Antibiotic associated pseudomembranous colitis has been reported with many antibiotics including Cilamox. A toxin produced with Clostridium difficile appears to be the primary cause. The severity of the colitis may range from mild to life threatening. It is important to consider this diagnosis in patients who develop diarrhoea or colitis in association with antibiotic use (this may occur up to several weeks after cessation of antibiotic therapy). Mild cases usually respond to drug discontinuation alone. However, in moderate to severe cases appropriate therapy with a suitable oral antibacterial agent effective against Clostridium difficile should be considered.
Fluids, electrolytes and protein replacement should be provided when indicated.
Drugs which delay peristalsis, e.g. opiates and diphenoxylate with atropine (Lomotil) may prolong and/or worsen the condition and should not be used.
Prolonged Therapy: As with any potent drug, periodic assessment of organ system functions, including renal, hepatic and hematopoietic function is advisable.
Superinfections: Superinfections with mycotic or bacterial pathogens should be kept in mind during therapy. If superinfections occur (usually involving Aerobacter, Pseudomonas or Candida), the drug should be discontinued and/or appropriate therapy instituted.

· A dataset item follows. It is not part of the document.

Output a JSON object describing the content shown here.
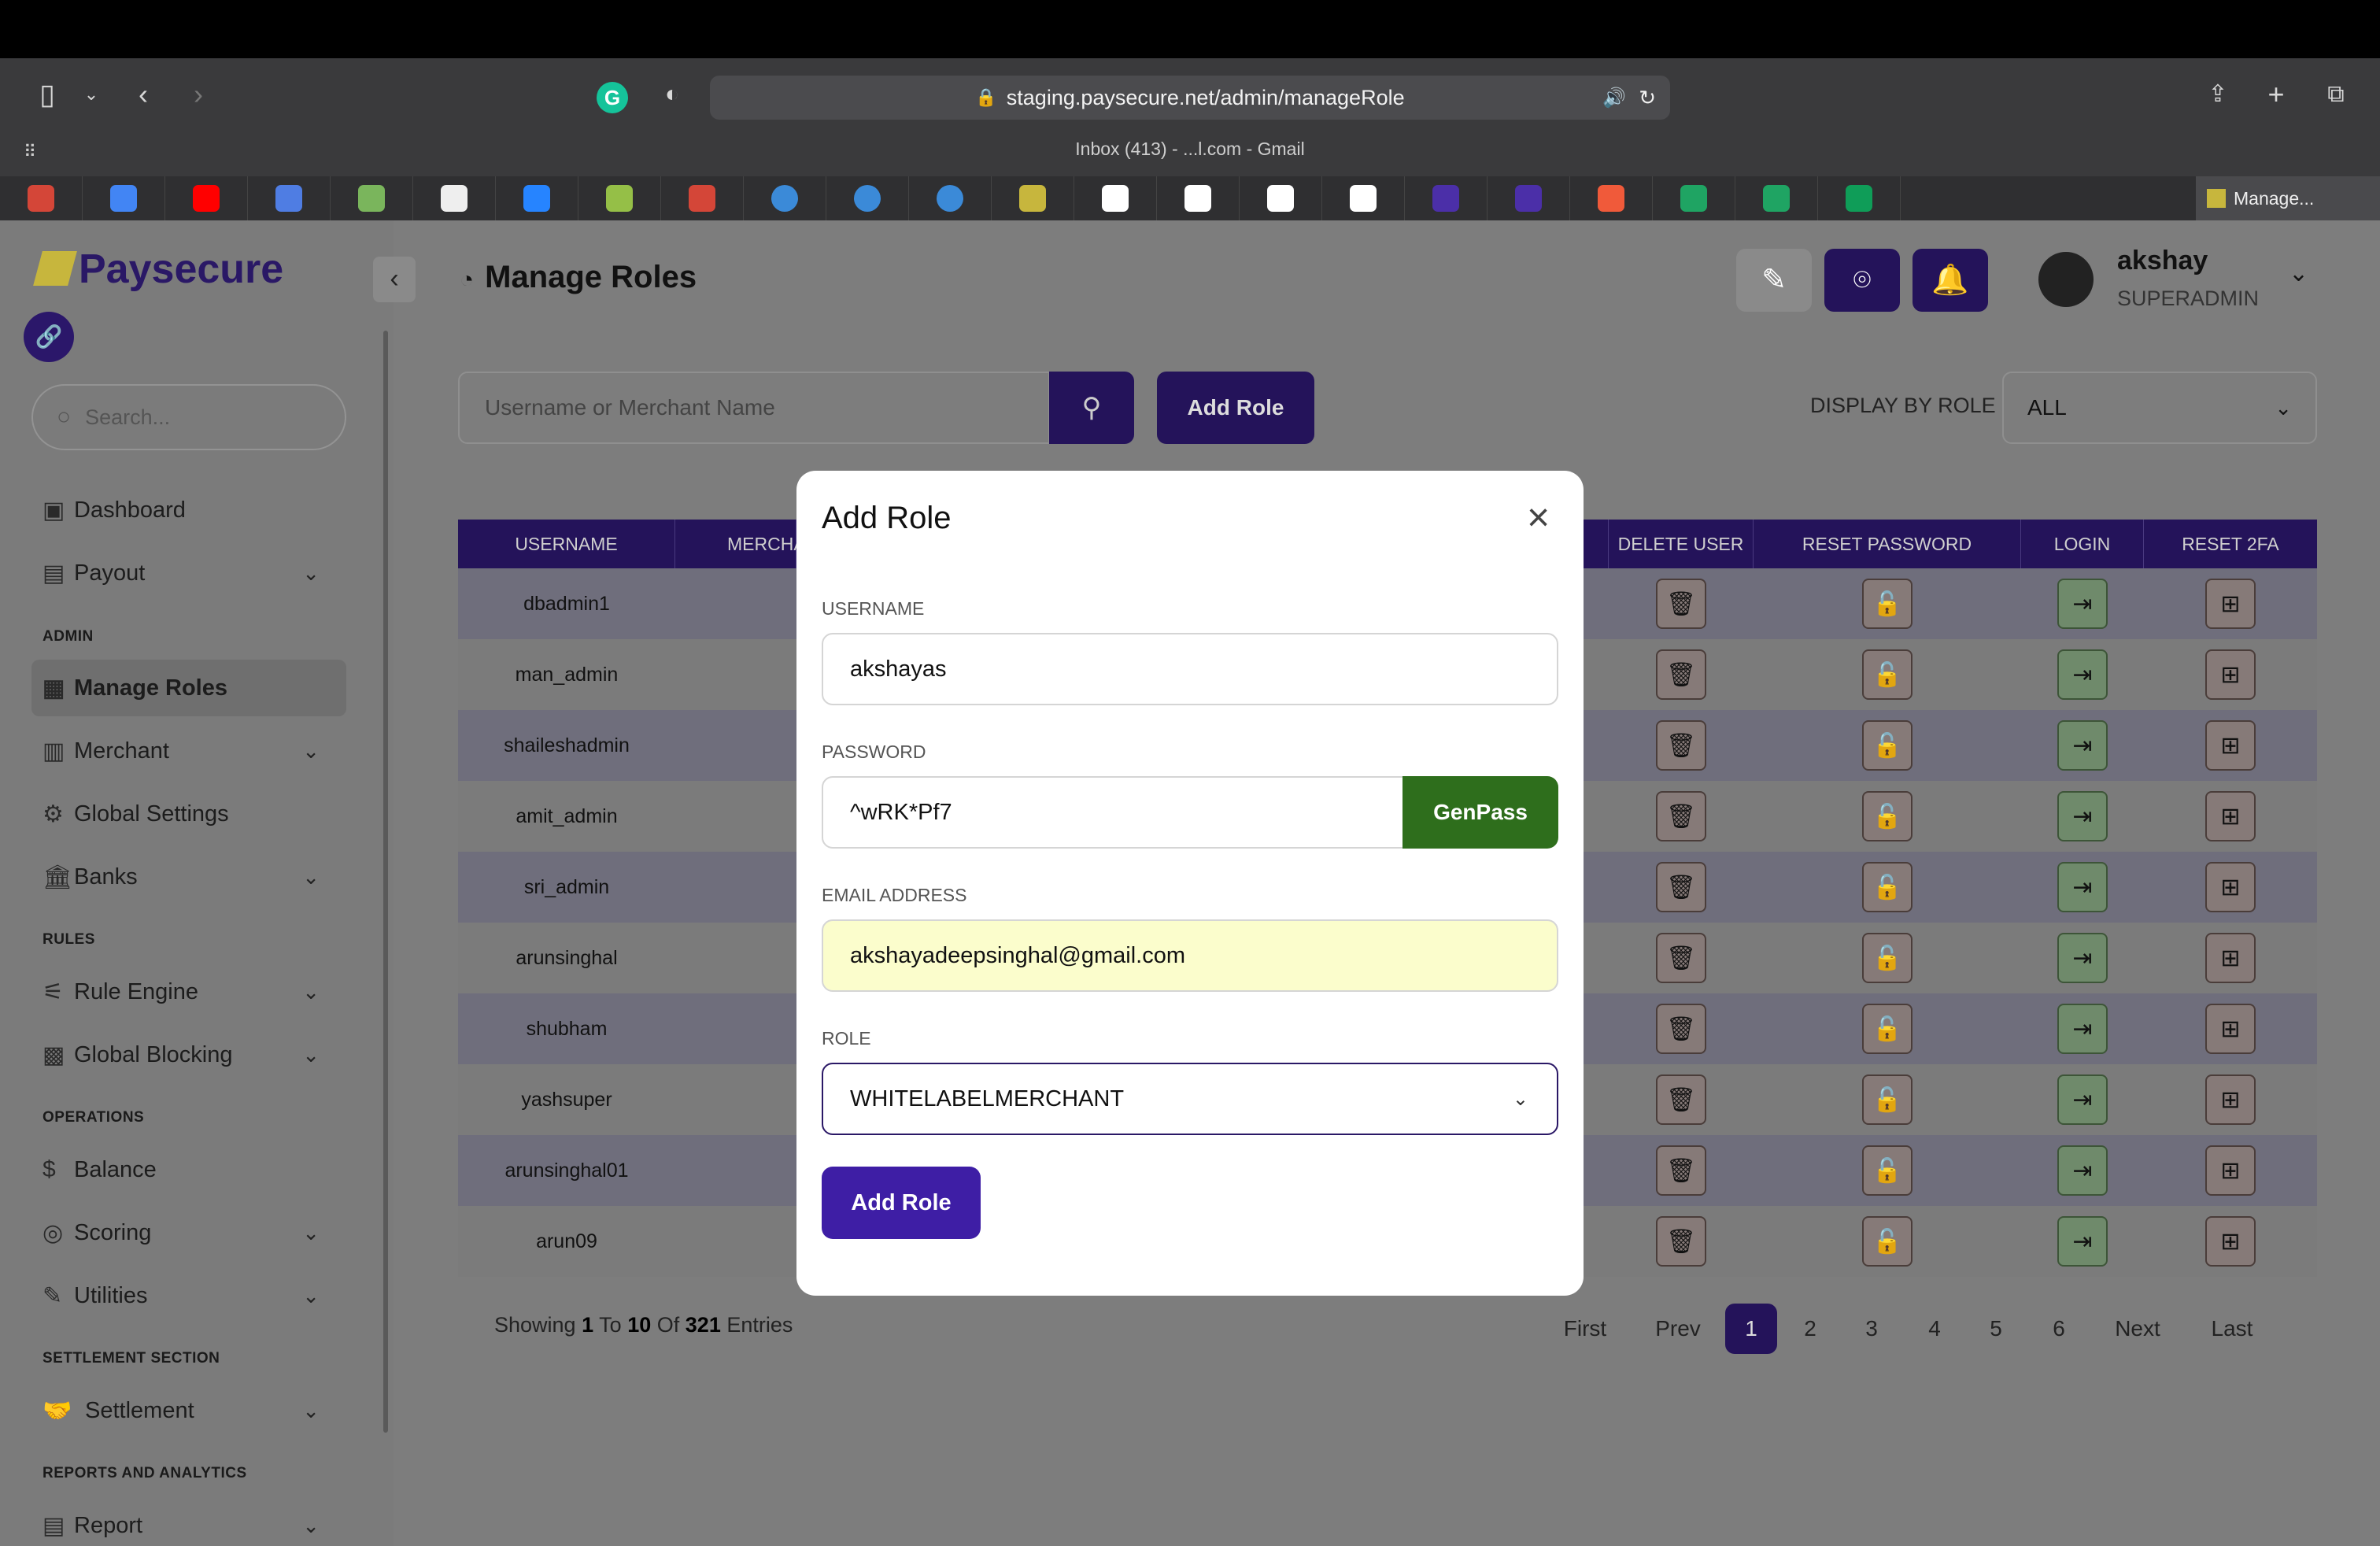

Infectious Mononucleosis: Cilamox, an aminopenicillin, is not the treatment of choice in patients presenting with sore throat or pharyngitis because of the possibility that the underlying cause is infectious mononucleosis in the presence of which there is a high incidence of rash if amoxicillin is used.
Lymphatic Leukaemia: Cilamox should be given with caution to patients with lymphatic leukaemia since they are especially susceptible to ampicillin-induced skin rashes.

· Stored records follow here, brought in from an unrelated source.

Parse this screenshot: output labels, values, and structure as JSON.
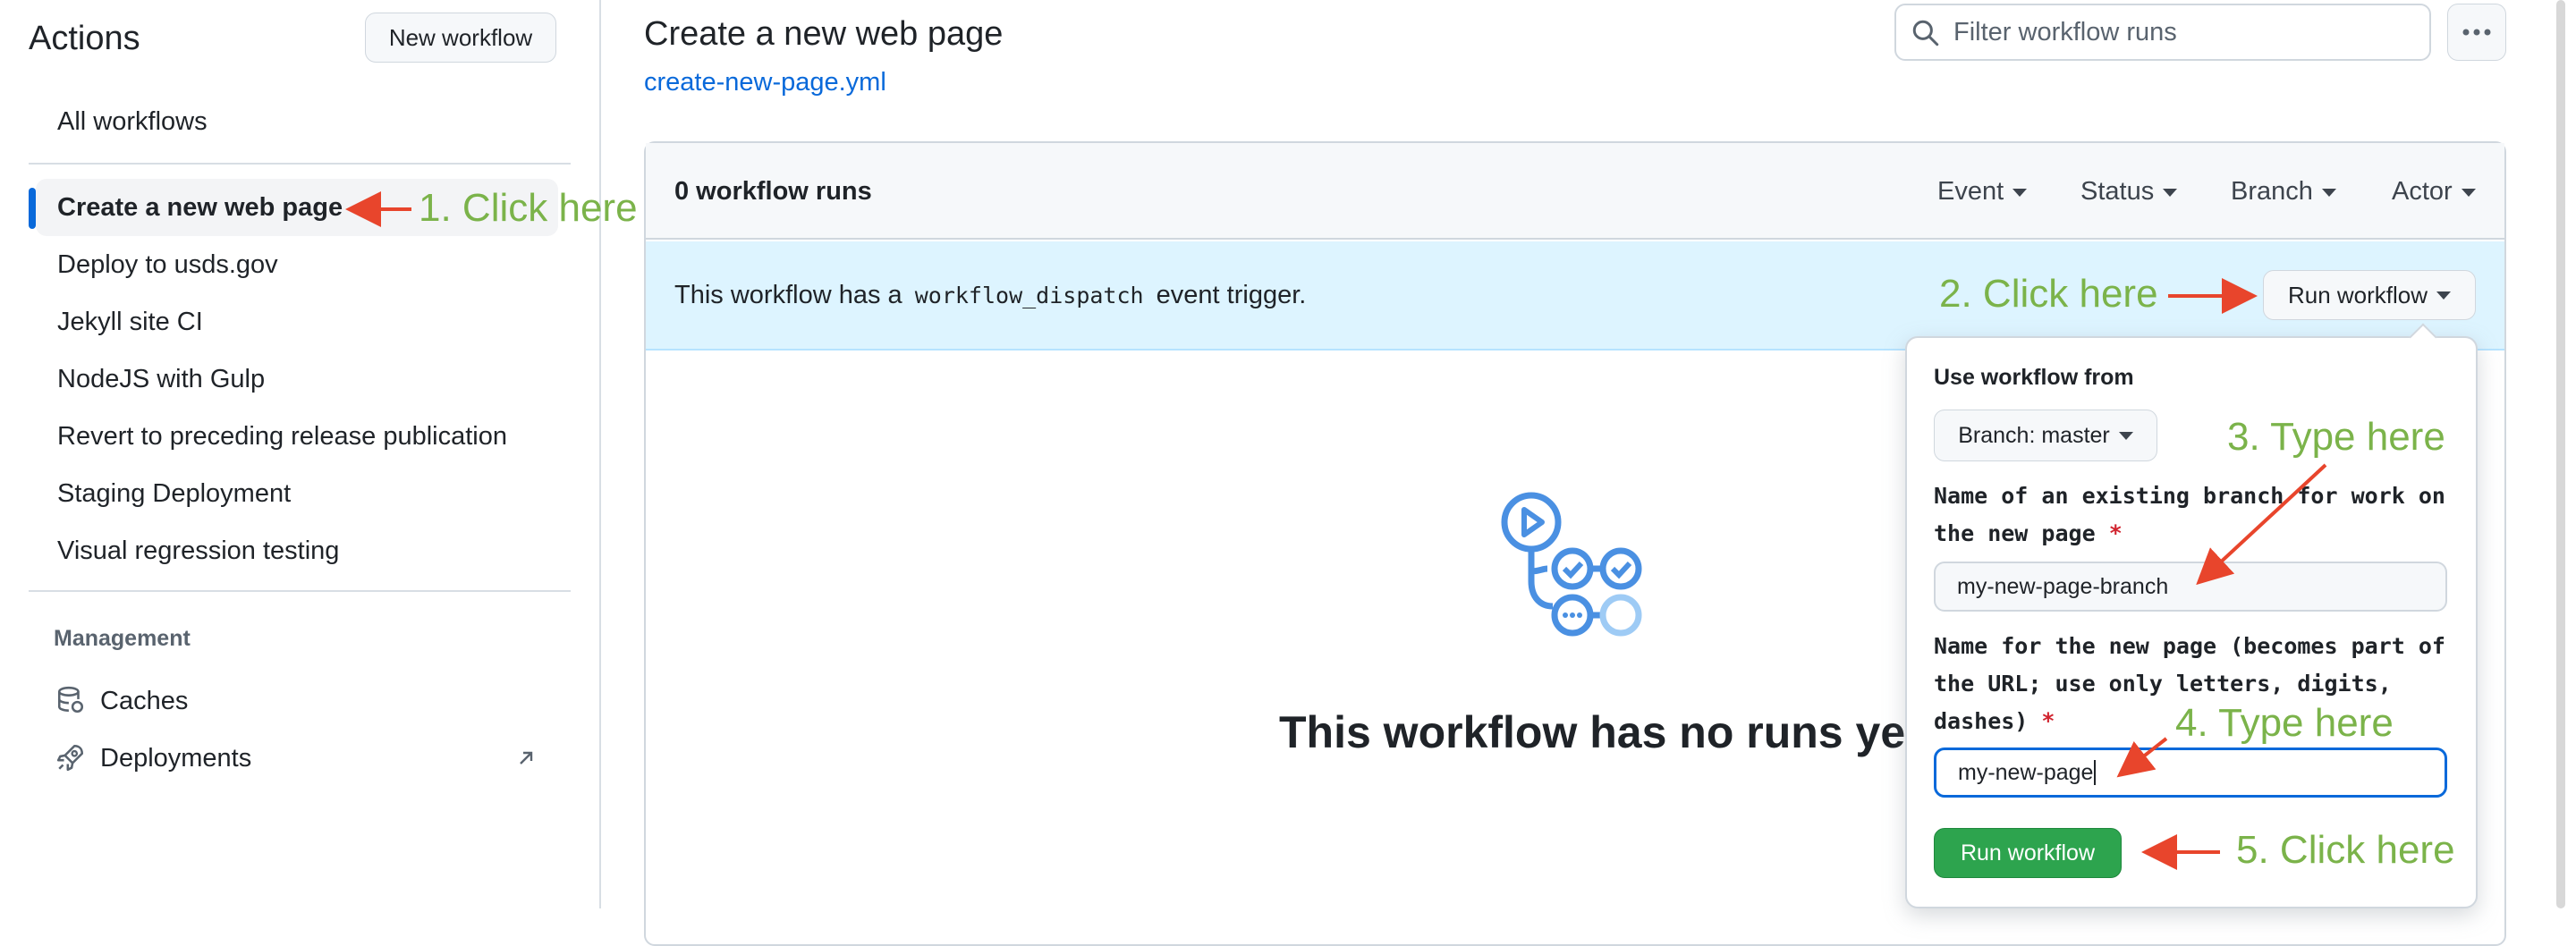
{
  "sidebar": {
    "title": "Actions",
    "new_workflow_label": "New workflow",
    "all_workflows": "All workflows",
    "items": [
      {
        "label": "Create a new web page",
        "selected": true
      },
      {
        "label": "Deploy to usds.gov"
      },
      {
        "label": "Jekyll site CI"
      },
      {
        "label": "NodeJS with Gulp"
      },
      {
        "label": "Revert to preceding release publication"
      },
      {
        "label": "Staging Deployment"
      },
      {
        "label": "Visual regression testing"
      }
    ],
    "management_heading": "Management",
    "management": [
      {
        "label": "Caches",
        "icon": "database-icon"
      },
      {
        "label": "Deployments",
        "icon": "rocket-icon",
        "external": "arrow-up-right-icon"
      }
    ]
  },
  "header": {
    "title": "Create a new web page",
    "file_link": "create-new-page.yml",
    "filter_placeholder": "Filter workflow runs",
    "more_icon": "kebab-horizontal-icon"
  },
  "runs": {
    "count_label": "0 workflow runs",
    "filters": [
      "Event",
      "Status",
      "Branch",
      "Actor"
    ],
    "dispatch_prefix": "This workflow has a",
    "dispatch_code": "workflow_dispatch",
    "dispatch_suffix": "event trigger.",
    "run_workflow_label": "Run workflow",
    "empty_title": "This workflow has no runs yet.",
    "empty_icon": "workflow-icon"
  },
  "popup": {
    "use_from": "Use workflow from",
    "branch_label": "Branch: master",
    "field1_label": "Name of an existing branch for work on the new page",
    "field1_value": "my-new-page-branch",
    "field2_label": "Name for the new page (becomes part of the URL; use only letters, digits, dashes)",
    "field2_value": "my-new-page",
    "required_mark": "*",
    "submit_label": "Run workflow"
  },
  "annotations": {
    "step1": "1. Click here",
    "step2": "2. Click here",
    "step3": "3. Type here",
    "step4": "4. Type here",
    "step5": "5. Click here",
    "color": "#7bb34a",
    "arrow_color": "#e8452c"
  },
  "colors": {
    "accent": "#0969da",
    "run_button": "#2da44e",
    "dispatch_bg": "#ddf4ff"
  }
}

Hepatic: Cholestatic hepatitis, which may be severe but is usually reversible, has been reported. Signs and symptoms may not become apparent until several weeks after treatment has ceased. In most cases resolution has occurred with time. However, in extremely rare circumstances, deaths have been reported. These have almost always been cases associated with serious underlying disease or concomitant medications. Hepatic events subsequent to Cilamox have occurred predominantly in adults and elderly patients.
Cilamox should be used with care in patients with evidence of hepatic dysfunction.
Impaired Renal Function: The dosage should be adjusted in patients with moderate or severe renal impairment. In renal impairment the excretion of the antibiotic will be delayed, and depending on the degree of impairment, it may be necessary to reduce the total daily dosage.
Carcinogenesis, Mutagenesis: Long-term carcinogenicity or mutagenicity studies have not been carried out in animals to determine carcinogenic or mutagenic potential of Cilamox.
Use in Labour and Delivery: Oral ampicillin class antibiotics are generally poorly absorbed during labour. Studies in guinea pigs have shown that intravenous administration of ampicillin decreased uterine tone, frequency, height, and duration of contractions. However, it is not known whether the use of Cilamox in humans during labour or delivery has immediate or delayed adverse effects on the foetus, prolongs the duration of labour or increases the likelihood that forceps delivery or other obstetric intervention or resuscitation of the newborn will be necessary.
Use in Pregnancy (Category A): No teratogenic effects were observed in animal studies using oral or parenteral preparations of amoxicillin. Extensive clinical use since 1972 and suitability in human pregnancy has been well documented in clinical studies.
Use in Lactation: Amoxicillin is excreted in breast milk; therefore, caution should be exercised if Cilamox is administered to a breast-feeding mother.